Dive Brief:
- The Coalition for Health AI, a network of health systems and technology vendors working to create standards for the safe deployment of artificial intelligence in healthcare, has released a draft framework outlining some of those standards.
- The guidelines published Wednesday lay out a life cycle for product development, principles for trustworthy AI and potential use cases. CHAI also released a checklist meant to help developers and organizations implementing AI self-report and self-review their success.
- The coalition is seeking public comment on the draft framework for 60 days.

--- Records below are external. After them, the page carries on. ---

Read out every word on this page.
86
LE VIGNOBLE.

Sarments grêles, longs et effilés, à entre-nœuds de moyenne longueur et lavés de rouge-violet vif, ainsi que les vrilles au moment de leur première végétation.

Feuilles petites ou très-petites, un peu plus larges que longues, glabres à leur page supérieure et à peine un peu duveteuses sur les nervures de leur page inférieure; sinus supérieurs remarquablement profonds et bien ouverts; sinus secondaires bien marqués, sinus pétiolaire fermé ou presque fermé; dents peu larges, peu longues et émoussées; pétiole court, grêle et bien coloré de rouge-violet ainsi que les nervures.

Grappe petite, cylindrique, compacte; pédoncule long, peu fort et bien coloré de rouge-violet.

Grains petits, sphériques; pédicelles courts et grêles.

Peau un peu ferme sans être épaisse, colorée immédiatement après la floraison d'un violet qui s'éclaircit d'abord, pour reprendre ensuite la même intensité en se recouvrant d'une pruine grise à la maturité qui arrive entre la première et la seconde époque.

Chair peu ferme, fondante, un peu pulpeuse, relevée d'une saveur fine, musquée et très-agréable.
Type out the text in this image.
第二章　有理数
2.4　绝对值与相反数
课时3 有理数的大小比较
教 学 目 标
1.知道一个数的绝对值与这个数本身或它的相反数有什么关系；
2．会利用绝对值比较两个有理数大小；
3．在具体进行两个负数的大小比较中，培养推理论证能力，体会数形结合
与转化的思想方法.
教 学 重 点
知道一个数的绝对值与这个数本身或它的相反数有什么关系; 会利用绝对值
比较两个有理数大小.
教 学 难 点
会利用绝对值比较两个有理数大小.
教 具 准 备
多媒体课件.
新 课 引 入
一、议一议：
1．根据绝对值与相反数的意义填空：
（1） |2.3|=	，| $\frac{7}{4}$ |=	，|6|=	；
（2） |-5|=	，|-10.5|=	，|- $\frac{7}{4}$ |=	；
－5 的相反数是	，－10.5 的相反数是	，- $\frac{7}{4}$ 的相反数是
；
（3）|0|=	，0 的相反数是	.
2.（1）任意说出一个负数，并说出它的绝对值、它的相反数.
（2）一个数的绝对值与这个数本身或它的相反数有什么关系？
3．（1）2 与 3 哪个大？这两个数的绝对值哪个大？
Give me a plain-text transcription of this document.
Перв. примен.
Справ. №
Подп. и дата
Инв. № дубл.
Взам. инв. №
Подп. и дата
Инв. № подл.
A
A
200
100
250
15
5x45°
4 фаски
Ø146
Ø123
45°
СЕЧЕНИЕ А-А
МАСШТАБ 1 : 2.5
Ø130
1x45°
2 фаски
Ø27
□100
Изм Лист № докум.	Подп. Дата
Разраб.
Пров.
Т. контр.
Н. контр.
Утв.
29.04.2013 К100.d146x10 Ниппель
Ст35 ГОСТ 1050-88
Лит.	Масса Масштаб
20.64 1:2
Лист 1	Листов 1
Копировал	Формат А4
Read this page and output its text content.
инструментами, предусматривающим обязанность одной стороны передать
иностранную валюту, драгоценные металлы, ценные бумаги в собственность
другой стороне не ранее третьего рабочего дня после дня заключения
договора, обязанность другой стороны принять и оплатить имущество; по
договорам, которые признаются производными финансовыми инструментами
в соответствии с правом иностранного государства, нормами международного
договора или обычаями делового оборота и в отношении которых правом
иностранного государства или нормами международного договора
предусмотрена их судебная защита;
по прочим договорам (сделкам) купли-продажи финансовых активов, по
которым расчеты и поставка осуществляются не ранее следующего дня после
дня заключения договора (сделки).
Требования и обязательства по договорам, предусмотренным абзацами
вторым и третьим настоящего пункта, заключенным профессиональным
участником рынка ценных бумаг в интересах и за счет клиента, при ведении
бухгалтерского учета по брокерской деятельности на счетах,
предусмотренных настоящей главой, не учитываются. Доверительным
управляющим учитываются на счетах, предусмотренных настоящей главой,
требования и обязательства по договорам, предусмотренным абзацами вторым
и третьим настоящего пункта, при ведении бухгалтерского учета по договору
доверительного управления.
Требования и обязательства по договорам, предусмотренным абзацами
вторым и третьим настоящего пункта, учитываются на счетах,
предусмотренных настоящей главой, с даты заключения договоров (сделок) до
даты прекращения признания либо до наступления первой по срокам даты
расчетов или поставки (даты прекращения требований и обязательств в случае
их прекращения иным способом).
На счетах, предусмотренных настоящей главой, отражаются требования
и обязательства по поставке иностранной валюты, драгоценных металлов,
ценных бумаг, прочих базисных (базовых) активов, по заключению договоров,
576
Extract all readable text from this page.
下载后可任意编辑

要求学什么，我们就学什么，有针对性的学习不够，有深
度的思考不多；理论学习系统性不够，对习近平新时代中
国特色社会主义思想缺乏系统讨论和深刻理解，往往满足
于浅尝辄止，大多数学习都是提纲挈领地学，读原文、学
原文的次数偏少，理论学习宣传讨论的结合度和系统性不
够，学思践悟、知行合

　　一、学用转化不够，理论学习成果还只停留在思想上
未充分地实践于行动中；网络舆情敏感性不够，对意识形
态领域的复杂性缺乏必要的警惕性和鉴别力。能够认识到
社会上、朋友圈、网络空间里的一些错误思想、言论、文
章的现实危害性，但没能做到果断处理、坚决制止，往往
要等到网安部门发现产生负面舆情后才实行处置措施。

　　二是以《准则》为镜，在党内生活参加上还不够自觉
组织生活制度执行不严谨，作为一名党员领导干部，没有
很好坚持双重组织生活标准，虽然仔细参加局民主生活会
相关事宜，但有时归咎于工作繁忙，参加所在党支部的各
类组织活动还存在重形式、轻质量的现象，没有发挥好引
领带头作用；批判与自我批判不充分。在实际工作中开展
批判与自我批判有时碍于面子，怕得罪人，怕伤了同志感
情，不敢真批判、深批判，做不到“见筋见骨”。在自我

CHAI said it will use the feedback to finalize the guidelines and update them as needed.
Dive Insight:
CHAI was founded in 2021 and has since grown to 1,300 member organizations, including tech giants Microsoft, Google and Amazon. The coalition also includes members of the federal government: In March, CHAI announced that Micky Tripathi, National Coordinator for Health Information Technology, and Troy Tazbaz, a director at the Food and Drug Administration, had joined the coalition’s inaugural board as non-voting members.
The group says its aim is to help create a network of quality assurance labs that can evaluate healthcare AI models, and develop best practices to deploy the technology — a key concern for the sector as interest in AI spikes.
Many experts and policymakers are worried that AI is being deployed too rapidly and without adequate oversight, despite assurances from developers and their clients that internal governance controls are keeping any detrimental outcomes from the technology in check.
CHAI’s draft guidelines, called the Assurance Standards Guide, aim to harmonize AI standards in the healthcare sector to avoid those negative results, according to the nonprofit.
Publication of the guidelines shows “that a consensus-based approach across the health ecosystem can both support innovation in healthcare and build trust that AI can serve all of us,” CHAI CEO Brian Anderson said in a statement.
The framework suggests how standards can be evaluated and woven into each stage of the AI development lifecycle, from defining a problem to implementing a small-scale pilot to monitoring the product once it’s been deployed at scale.
Reviewers can use included checklists to grade their AI’s performance, and should publicly report algorithms’ results in the interest of transparency, CHAI said.
The framework aligns with CHAI’s core principles for trustworthy AI: usability and efficacy, safety and reliability, transparency, equity, and data security and privacy. The guidelines also feature use cases to demonstrate best practices in different scenarios, like using generative AI to extract data from an electronic health record or deploying imaging AI for mammography.
CHAI is far from the only group looking to develop guidelines for responsible AI use in healthcare. More than 200 sets of guidelines have been issued worldwide by governments and other organizations, according to CHAI.
Cloud giant Microsoft, which has been highly active in the health AI space, launched another AI governance group earlier this year called the Trustworthy & Responsible AI Network that aims to operationalize CHAI’s standards.
In building its own standards, the private sector is filling a gap left by the federal government, which has yet to issue a comprehensive regulatory structure for overseeing the futuristic technology in healthcare.
That could soon change. An HHS task force is currently working on a health AI oversight plan to comply with an executive order issued in October.